Bird’s nest hair. Who me?

How to help your garden birds this spring.

On occasion, my hair looks like a bird’s nest; but now it might actually be one. You can’t help but notice that the birds are busy setting up home and collecting the finishing touches for their nests now. It never occurred to me to put out nesting material for them. That is, until a friend told me that she encouraged her children to put out balls of hair (collected from their hairbrushes), to see if the birds in their garden, would use it to line their nests. And they did! What a great way to get children engaged and to learn about wildlife living on their doorstep.

Hair from your hairbrushes, ‘dust bunnies’ and even pet hair can be put out, (as long as your pets haven’t been treated for fleas). Small feathers from pillows are perfect too. You don’t need to buy synthetic nesting fibre. Natural found material is better (birds use all sorts of natural materials, from straw and mud to sheep’s wool or dead leaves). You can either throw your hair onto the lawn, place it in a suet block feeder, or simply hook it onto a branch. Then wait and see if there are any takers.

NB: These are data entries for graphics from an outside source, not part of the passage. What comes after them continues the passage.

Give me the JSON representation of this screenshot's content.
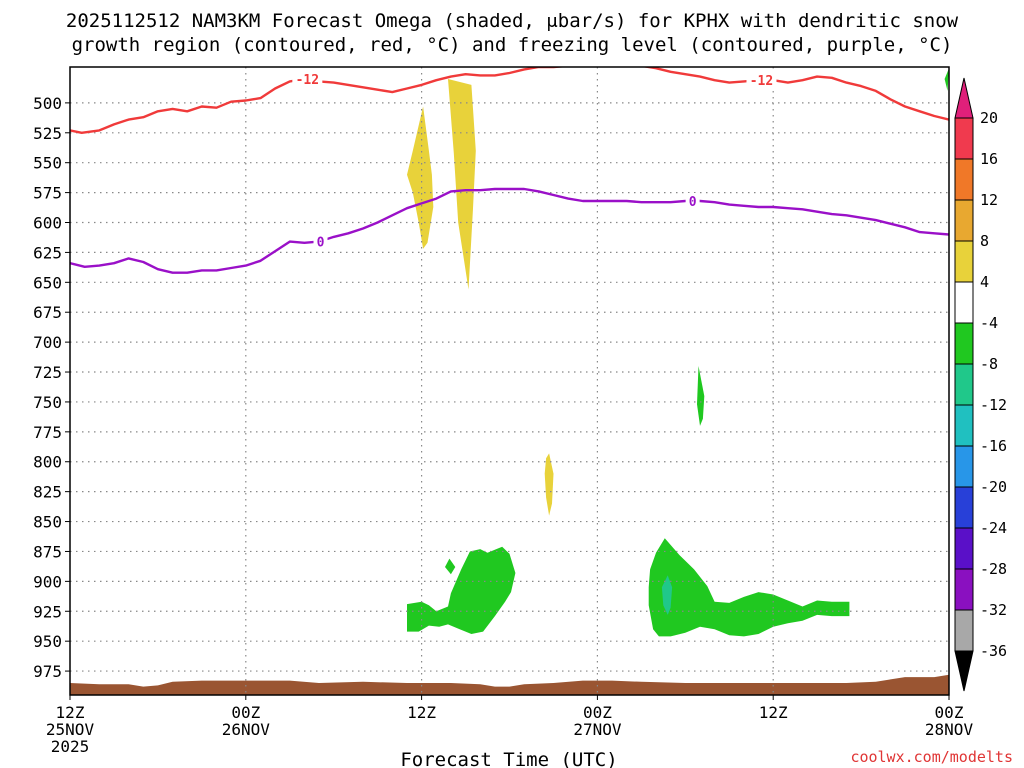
{
  "chart_data": {
    "type": "heatmap",
    "title_lines": [
      "2025112512 NAM3KM Forecast Omega (shaded, μbar/s) for KPHX with dendritic snow",
      "growth region (contoured, red, °C) and freezing level (contoured, purple, °C)"
    ],
    "xlabel": "Forecast Time (UTC)",
    "credit": "coolwx.com/modelts",
    "x_ticks": [
      {
        "h": 0,
        "l1": "12Z",
        "l2": "25NOV",
        "l3": "2025"
      },
      {
        "h": 12,
        "l1": "00Z",
        "l2": "26NOV",
        "l3": ""
      },
      {
        "h": 24,
        "l1": "12Z",
        "l2": "",
        "l3": ""
      },
      {
        "h": 36,
        "l1": "00Z",
        "l2": "27NOV",
        "l3": ""
      },
      {
        "h": 48,
        "l1": "12Z",
        "l2": "",
        "l3": ""
      },
      {
        "h": 60,
        "l1": "00Z",
        "l2": "28NOV",
        "l3": ""
      }
    ],
    "xlim_hours": [
      0,
      60
    ],
    "y_levels_mb": [
      500,
      525,
      550,
      575,
      600,
      625,
      650,
      675,
      700,
      725,
      750,
      775,
      800,
      825,
      850,
      875,
      900,
      925,
      950,
      975
    ],
    "ylim_mb": [
      470,
      995
    ],
    "grid": true,
    "colorbar": {
      "labels": [
        "20",
        "16",
        "12",
        "8",
        "4",
        "-4",
        "-8",
        "-12",
        "-16",
        "-20",
        "-24",
        "-28",
        "-32",
        "-36"
      ],
      "colors": [
        "#f03a4e",
        "#f07828",
        "#e8a830",
        "#e8d23a",
        "#ffffff",
        "#20c820",
        "#20c88a",
        "#20c0c0",
        "#2896e8",
        "#2840d8",
        "#5a10c8",
        "#8a10c0",
        "#a8a8a8"
      ],
      "top_arrow_color": "#e0207a",
      "bottom_arrow_color": "#000000"
    },
    "dgz_contour": {
      "label": "-12",
      "color": "#f03a3a",
      "points": [
        [
          0,
          523
        ],
        [
          0.8,
          525
        ],
        [
          2,
          523
        ],
        [
          3,
          518
        ],
        [
          4,
          514
        ],
        [
          5,
          512
        ],
        [
          6,
          507
        ],
        [
          7,
          505
        ],
        [
          8,
          507
        ],
        [
          9,
          503
        ],
        [
          10,
          504
        ],
        [
          11,
          499
        ],
        [
          12,
          498
        ],
        [
          13,
          496
        ],
        [
          14,
          488
        ],
        [
          15,
          482
        ],
        [
          16,
          480
        ],
        [
          17,
          482
        ],
        [
          18,
          483
        ],
        [
          19,
          485
        ],
        [
          20,
          487
        ],
        [
          21,
          489
        ],
        [
          22,
          491
        ],
        [
          23,
          488
        ],
        [
          24,
          485
        ],
        [
          25,
          481
        ],
        [
          26,
          478
        ],
        [
          27,
          476
        ],
        [
          28,
          477
        ],
        [
          29,
          477
        ],
        [
          30,
          475
        ],
        [
          31,
          472
        ],
        [
          32,
          470
        ],
        [
          33,
          470
        ],
        [
          34,
          469
        ],
        [
          35,
          468
        ],
        [
          36,
          466
        ],
        [
          37,
          467
        ],
        [
          38,
          467
        ],
        [
          39,
          469
        ],
        [
          40,
          471
        ],
        [
          41,
          474
        ],
        [
          42,
          476
        ],
        [
          43,
          478
        ],
        [
          44,
          481
        ],
        [
          45,
          483
        ],
        [
          46,
          482
        ],
        [
          47,
          481
        ],
        [
          48,
          481
        ],
        [
          49,
          483
        ],
        [
          50,
          481
        ],
        [
          51,
          478
        ],
        [
          52,
          479
        ],
        [
          53,
          483
        ],
        [
          54,
          486
        ],
        [
          55,
          490
        ],
        [
          56,
          497
        ],
        [
          57,
          503
        ],
        [
          58,
          507
        ],
        [
          59,
          511
        ],
        [
          60,
          514
        ]
      ],
      "label_hours": [
        16.2,
        47.2
      ]
    },
    "freezing_contour": {
      "label": "0",
      "color": "#9a10c8",
      "points": [
        [
          0,
          634
        ],
        [
          1,
          637
        ],
        [
          2,
          636
        ],
        [
          3,
          634
        ],
        [
          4,
          630
        ],
        [
          5,
          633
        ],
        [
          6,
          639
        ],
        [
          7,
          642
        ],
        [
          8,
          642
        ],
        [
          9,
          640
        ],
        [
          10,
          640
        ],
        [
          11,
          638
        ],
        [
          12,
          636
        ],
        [
          13,
          632
        ],
        [
          14,
          624
        ],
        [
          15,
          616
        ],
        [
          16,
          617
        ],
        [
          17,
          616
        ],
        [
          18,
          612
        ],
        [
          19,
          609
        ],
        [
          20,
          605
        ],
        [
          21,
          600
        ],
        [
          22,
          594
        ],
        [
          23,
          588
        ],
        [
          24,
          584
        ],
        [
          25,
          580
        ],
        [
          26,
          574
        ],
        [
          27,
          573
        ],
        [
          28,
          573
        ],
        [
          29,
          572
        ],
        [
          30,
          572
        ],
        [
          31,
          572
        ],
        [
          32,
          574
        ],
        [
          33,
          577
        ],
        [
          34,
          580
        ],
        [
          35,
          582
        ],
        [
          36,
          582
        ],
        [
          37,
          582
        ],
        [
          38,
          582
        ],
        [
          39,
          583
        ],
        [
          40,
          583
        ],
        [
          41,
          583
        ],
        [
          42,
          582
        ],
        [
          43,
          582
        ],
        [
          44,
          583
        ],
        [
          45,
          585
        ],
        [
          46,
          586
        ],
        [
          47,
          587
        ],
        [
          48,
          587
        ],
        [
          49,
          588
        ],
        [
          50,
          589
        ],
        [
          51,
          591
        ],
        [
          52,
          593
        ],
        [
          53,
          594
        ],
        [
          54,
          596
        ],
        [
          55,
          598
        ],
        [
          56,
          601
        ],
        [
          57,
          604
        ],
        [
          58,
          608
        ],
        [
          59,
          609
        ],
        [
          60,
          610
        ]
      ],
      "label_hours": [
        17.1,
        42.5
      ]
    },
    "shaded_regions": [
      {
        "value_range": [
          4,
          8
        ],
        "color": "#e8d23a",
        "points": [
          [
            25.8,
            480
          ],
          [
            26.2,
            542
          ],
          [
            26.5,
            600
          ],
          [
            26.9,
            632
          ],
          [
            27.2,
            656
          ],
          [
            27.5,
            590
          ],
          [
            27.7,
            540
          ],
          [
            27.4,
            485
          ]
        ]
      },
      {
        "value_range": [
          4,
          8
        ],
        "color": "#e8d23a",
        "points": [
          [
            24.1,
            503
          ],
          [
            24.5,
            540
          ],
          [
            24.7,
            560
          ],
          [
            24.8,
            587
          ],
          [
            24.4,
            617
          ],
          [
            24.1,
            622
          ],
          [
            23.8,
            600
          ],
          [
            23.4,
            575
          ],
          [
            23.0,
            560
          ],
          [
            23.4,
            540
          ]
        ]
      },
      {
        "value_range": [
          4,
          8
        ],
        "color": "#e8d23a",
        "points": [
          [
            32.7,
            793
          ],
          [
            33.0,
            810
          ],
          [
            32.9,
            835
          ],
          [
            32.7,
            845
          ],
          [
            32.5,
            830
          ],
          [
            32.4,
            810
          ],
          [
            32.5,
            797
          ]
        ]
      },
      {
        "value_range": [
          -8,
          -4
        ],
        "color": "#20c820",
        "points": [
          [
            42.9,
            720
          ],
          [
            43.3,
            745
          ],
          [
            43.2,
            764
          ],
          [
            43.0,
            770
          ],
          [
            42.8,
            752
          ]
        ]
      },
      {
        "value_range": [
          -8,
          -4
        ],
        "color": "#20c820",
        "points": [
          [
            60,
            471
          ],
          [
            59.9,
            490
          ],
          [
            59.7,
            480
          ]
        ]
      },
      {
        "value_range": [
          -8,
          -4
        ],
        "color": "#20c820",
        "points": [
          [
            23.0,
            919
          ],
          [
            24.0,
            917
          ],
          [
            24.5,
            920
          ],
          [
            25.0,
            925
          ],
          [
            25.8,
            921
          ],
          [
            26.0,
            910
          ],
          [
            26.7,
            890
          ],
          [
            27.3,
            875
          ],
          [
            28.0,
            873
          ],
          [
            28.5,
            876
          ],
          [
            29.1,
            873
          ],
          [
            29.5,
            871
          ],
          [
            30.0,
            877
          ],
          [
            30.4,
            893
          ],
          [
            30.1,
            909
          ],
          [
            29.7,
            917
          ],
          [
            29.0,
            929
          ],
          [
            28.2,
            942
          ],
          [
            27.4,
            944
          ],
          [
            26.6,
            940
          ],
          [
            25.8,
            936
          ],
          [
            25.2,
            938
          ],
          [
            24.5,
            937
          ],
          [
            23.8,
            942
          ],
          [
            23.0,
            942
          ]
        ]
      },
      {
        "value_range": [
          -8,
          -4
        ],
        "color": "#20c820",
        "points": [
          [
            25.9,
            881
          ],
          [
            26.3,
            888
          ],
          [
            26.0,
            894
          ],
          [
            25.6,
            888
          ]
        ]
      },
      {
        "value_range": [
          -8,
          -4
        ],
        "color": "#20c820",
        "points": [
          [
            39.6,
            890
          ],
          [
            40.0,
            876
          ],
          [
            40.6,
            864
          ],
          [
            41.6,
            878
          ],
          [
            42.6,
            890
          ],
          [
            43.5,
            904
          ],
          [
            44.0,
            917
          ],
          [
            45.0,
            918
          ],
          [
            46.0,
            913
          ],
          [
            47.0,
            909
          ],
          [
            48.0,
            911
          ],
          [
            49.0,
            916
          ],
          [
            50.0,
            921
          ],
          [
            51.0,
            916
          ],
          [
            52.0,
            917
          ],
          [
            53.2,
            917
          ],
          [
            53.2,
            929
          ],
          [
            52.0,
            929
          ],
          [
            51.0,
            928
          ],
          [
            50.0,
            933
          ],
          [
            49.0,
            935
          ],
          [
            48.0,
            938
          ],
          [
            47.0,
            944
          ],
          [
            46.0,
            946
          ],
          [
            45.0,
            945
          ],
          [
            44.0,
            940
          ],
          [
            43.0,
            938
          ],
          [
            42.0,
            943
          ],
          [
            41.0,
            946
          ],
          [
            40.2,
            946
          ],
          [
            39.8,
            940
          ],
          [
            39.5,
            920
          ],
          [
            39.5,
            905
          ]
        ]
      },
      {
        "value_range": [
          -12,
          -8
        ],
        "color": "#20c88a",
        "points": [
          [
            40.8,
            895
          ],
          [
            41.1,
            905
          ],
          [
            41.0,
            922
          ],
          [
            40.8,
            928
          ],
          [
            40.5,
            920
          ],
          [
            40.4,
            905
          ]
        ]
      }
    ],
    "terrain": {
      "color": "#9a5532",
      "surface_points": [
        [
          0,
          985
        ],
        [
          2,
          986
        ],
        [
          4,
          986
        ],
        [
          5,
          988
        ],
        [
          6,
          987
        ],
        [
          7,
          984
        ],
        [
          9,
          983
        ],
        [
          12,
          983
        ],
        [
          15,
          983
        ],
        [
          17,
          985
        ],
        [
          20,
          984
        ],
        [
          23,
          985
        ],
        [
          26,
          985
        ],
        [
          28,
          986
        ],
        [
          29,
          988
        ],
        [
          30,
          988
        ],
        [
          31,
          986
        ],
        [
          33,
          985
        ],
        [
          35,
          983
        ],
        [
          37,
          983
        ],
        [
          39,
          984
        ],
        [
          42,
          985
        ],
        [
          45,
          985
        ],
        [
          48,
          985
        ],
        [
          51,
          985
        ],
        [
          53,
          985
        ],
        [
          55,
          984
        ],
        [
          56,
          982
        ],
        [
          57,
          980
        ],
        [
          59,
          980
        ],
        [
          60,
          978
        ]
      ]
    }
  }
}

If you’re lucky, your hair will be used as nest lining, to cushion the bird's eggs and to help insulate them. Finches, robins and tits are all likely to choose hair for their nests. Long-tailed tits will even use cobwebs. They make a pouch of a nest from moss held together by spider’s webs, hair and over 2,000 feathers and take up to 3 weeks to complete their nests.*

So far, I have a great tit nesting in my garden, who knows, maybe some of my hair will find it’s way inside?